Spanish Creek’s new barrier was a collaborative effort among the Custer-Gallatin National Forest and Fish, Wildlife and Parks in addition to TESF, and three-quarters of the project area is on accessible public land. It also caters to a major plan to protect water-dwelling species all over the United States: The National Fish Habitat Partnership Action Plan (NFHPAP).

The NFHPAP, first written in 2006 before being updated in 2012, seeks to remedy some of the challenges created for fish populations due to the channelization, damming, dredging and polluting that urbanization and development have caused over the last century. It outlines five major objectives, and the Spanish Creek barrier will specifically address the first two.

The first goal of the NFHPAP is to “protect and maintain intact and healthy aquatic systems,” via restoration projects and educational programs. 

“Numerous fisheries and habitats across the country are in need, more than can be repaired or protected at one time, so strategic focus on project selection and completion is critical to achieving positive results,” the plan writes. “We are constantly learning from our projects.”

The plan’s second goal is to “prevent further degradation of fish habitats that have been adversely affected,” and that’s where the Spanish Creek barrier will come in the handiest, restoring to native trout populations access to miles of stream they haven’t had in years.

On a more local level, the project helps fulfill the goals of one of the National Fish Habitat Partnership’s local cooperatives, the Western Native Trout Initiative (WNTI). The initiative grades 21 species of trout native to the western U.S. and Alaska based on level of concern for things like population health, degradation of habitats, non-native species impacts and public awareness of species needs.
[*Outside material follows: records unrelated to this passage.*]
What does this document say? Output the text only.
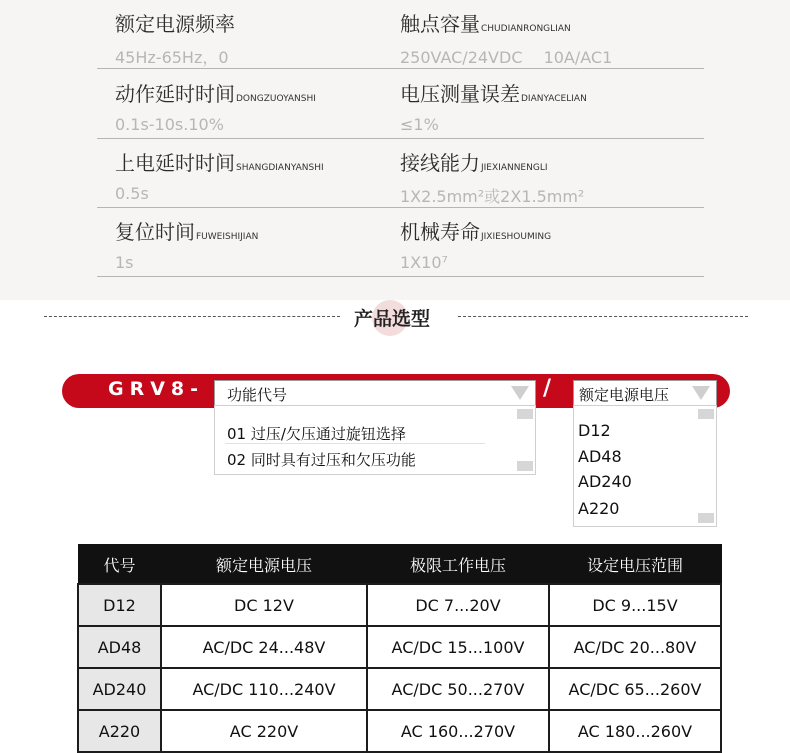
额定电源频率
45Hz-65Hz，0
触点容量CHUDIANRONGLIAN
250VAC/24VDC　 10A/AC1
动作延时时间DONGZUOYANSHI
0.1s-10s.10%
电压测量误差DIANYACELIAN
≤1%
上电延时时间SHANGDIANYANSHI
0.5s
接线能力JIEXIANNENGLI
1X2.5mm²或2X1.5mm²
复位时间FUWEISHIJIAN
1s
机械寿命JIXIESHOUMING
1X10⁷
产品选型
GRV8-	/
功能代号
01 过压/欠压通过旋钮选择
02 同时具有过压和欠压功能
额定电源电压
D12
AD48
AD240
A220
代号	额定电源电压	极限工作电压	设定电压范围
D12	DC 12V	DC 7...20V	DC 9...15V
AD48	AC/DC 24...48V	AC/DC 15...100V	AC/DC 20...80V
AD240	AC/DC 110...240V	AC/DC 50...270V	AC/DC 65...260V
A220	AC 220V	AC 160...270V	AC 180...260V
The WNTI labeled westslope cutthroat trout a “species of conservation need,” in the first iteration of its strategic plan back in 2008, assigning it a moderate level of concern when it came to habitat degradation, availability of comprehensive conservation plans and public awareness. It also assigned WCT a high level of concern when it came to non-native species impacts.

On its updated strategic plan released in 2016, WCT received a high level of concern in a newly added category: climate change. The Spanish Creek barrier can’t do much to combat climate change, but it can help on a local level to address those other areas of concern. 

The second phase of a five-phase project funded by the TESF and overseen by a U.S. Forest Service engineer and hydrologist, the project will continue with the removal of non-native trout and the restocking in of WCT in the area—hopefully enough to bring about sufficient recovery to then stock other suffering populations from Spanish Creek in the future. The single barrier in Spanish Creek could have wide-ranging impacts for regional trout populations in the years to come.

“If you stock it appropriately, we’ve found in our biggest projects that it only takes three or four years to the population to explode,” says Kruse. “Then they’ll come downstream and it allows anglers to find cutthroat trout elsewhere. It’s an added resource for people to use.”